For Senate Republicans It’s Energy, or Nothing
Rallying behind Sen. Tom Coburn (R-Okla.), Senate Republicans this afternoon killed a package of bills that would have provided billions to facilitate medical research, investigate unsolved civil rights-related crimes, prosecute child pornographers and fund a host of other non-controversial programs that have just one thing in common: All are being held up by Coburn, a notorious fiscal hawk who recently explained his opposition to The Washington Post:
"If we pass a new program, we either ought to get rid of the old program or we ought to make it to where it blends with this other one so it’s effective," Coburn said in an interview last week. "Almost everything that they’ve offered has a duplicate program out there that they’re not either eliminating or changing."
The Senate vote on a procedural hurdle was 52 to 40 — eight shy of the 60 needed to trump the GOP filibuster.
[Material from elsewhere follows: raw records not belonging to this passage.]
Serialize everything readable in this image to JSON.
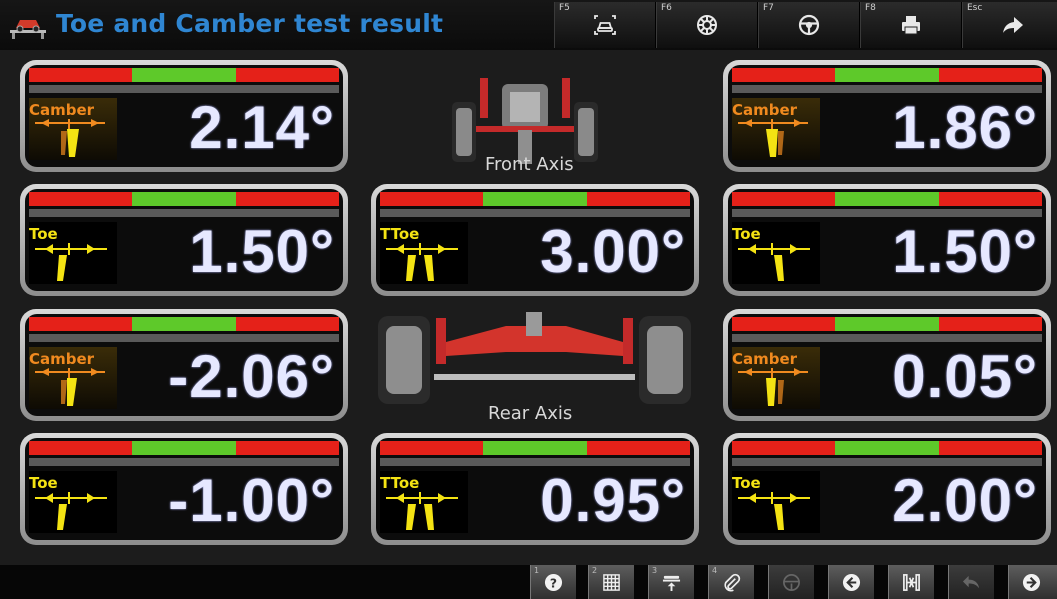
{
  "header": {
    "title": "Toe and Camber test result"
  },
  "function_keys": [
    {
      "key": "F5",
      "icon": "vehicle-scan-icon"
    },
    {
      "key": "F6",
      "icon": "wheel-icon"
    },
    {
      "key": "F7",
      "icon": "steering-wheel-icon"
    },
    {
      "key": "F8",
      "icon": "printer-icon"
    },
    {
      "key": "Esc",
      "icon": "forward-arrow-icon"
    }
  ],
  "front": {
    "left_camber": {
      "label": "Camber",
      "value": "2.14°"
    },
    "right_camber": {
      "label": "Camber",
      "value": "1.86°"
    },
    "left_toe": {
      "label": "Toe",
      "value": "1.50°"
    },
    "total_toe": {
      "label": "TToe",
      "value": "3.00°"
    },
    "right_toe": {
      "label": "Toe",
      "value": "1.50°"
    },
    "axis_label": "Front Axis"
  },
  "rear": {
    "left_camber": {
      "label": "Camber",
      "value": "-2.06°"
    },
    "right_camber": {
      "label": "Camber",
      "value": "0.05°"
    },
    "left_toe": {
      "label": "Toe",
      "value": "-1.00°"
    },
    "total_toe": {
      "label": "TToe",
      "value": "0.95°"
    },
    "right_toe": {
      "label": "Toe",
      "value": "2.00°"
    },
    "axis_label": "Rear Axis"
  },
  "bottom_buttons": [
    {
      "num": "1",
      "icon": "help-icon"
    },
    {
      "num": "2",
      "icon": "grid-icon"
    },
    {
      "num": "3",
      "icon": "lift-icon"
    },
    {
      "num": "4",
      "icon": "attachment-icon"
    },
    {
      "num": "",
      "icon": "steering-disabled-icon"
    },
    {
      "num": "",
      "icon": "back-arrow-icon"
    },
    {
      "num": "",
      "icon": "axle-adjust-icon"
    },
    {
      "num": "",
      "icon": "undo-icon"
    },
    {
      "num": "",
      "icon": "next-arrow-icon"
    }
  ],
  "colors": {
    "title": "#2f86d2",
    "red_zone": "#e52119",
    "green_zone": "#5ec92a",
    "camber_label": "#f08a1f",
    "toe_label": "#f4e313",
    "value_text": "#e6e8ff"
  }
}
Only two Republicans — Sens. Norm Coleman (Minn.) and Gordon Smith (Ore.) — joined all voting Democrats in supporting the package. Much of that opposition rests on political, not substantial, grounds: Republicans are pushing Democrats to take up legislation addressing the nation’s rising fuel prices, vowing not to pass anything until an energy bill is addressed, Politico reported today:
[Senate Minority Leader Mitch] McConnell [(R-Ky.)] held his ground, saying the Republicans were launching [a] blockade of everything not related to oil prices. The two sides are actually negotiating on energy amendments, but there was no breakthrough yet.
Senate lawmakers are scheduled to leave town at the end of this week for a month-long August recess. At this pace, they won’t have much to boast of when they return home.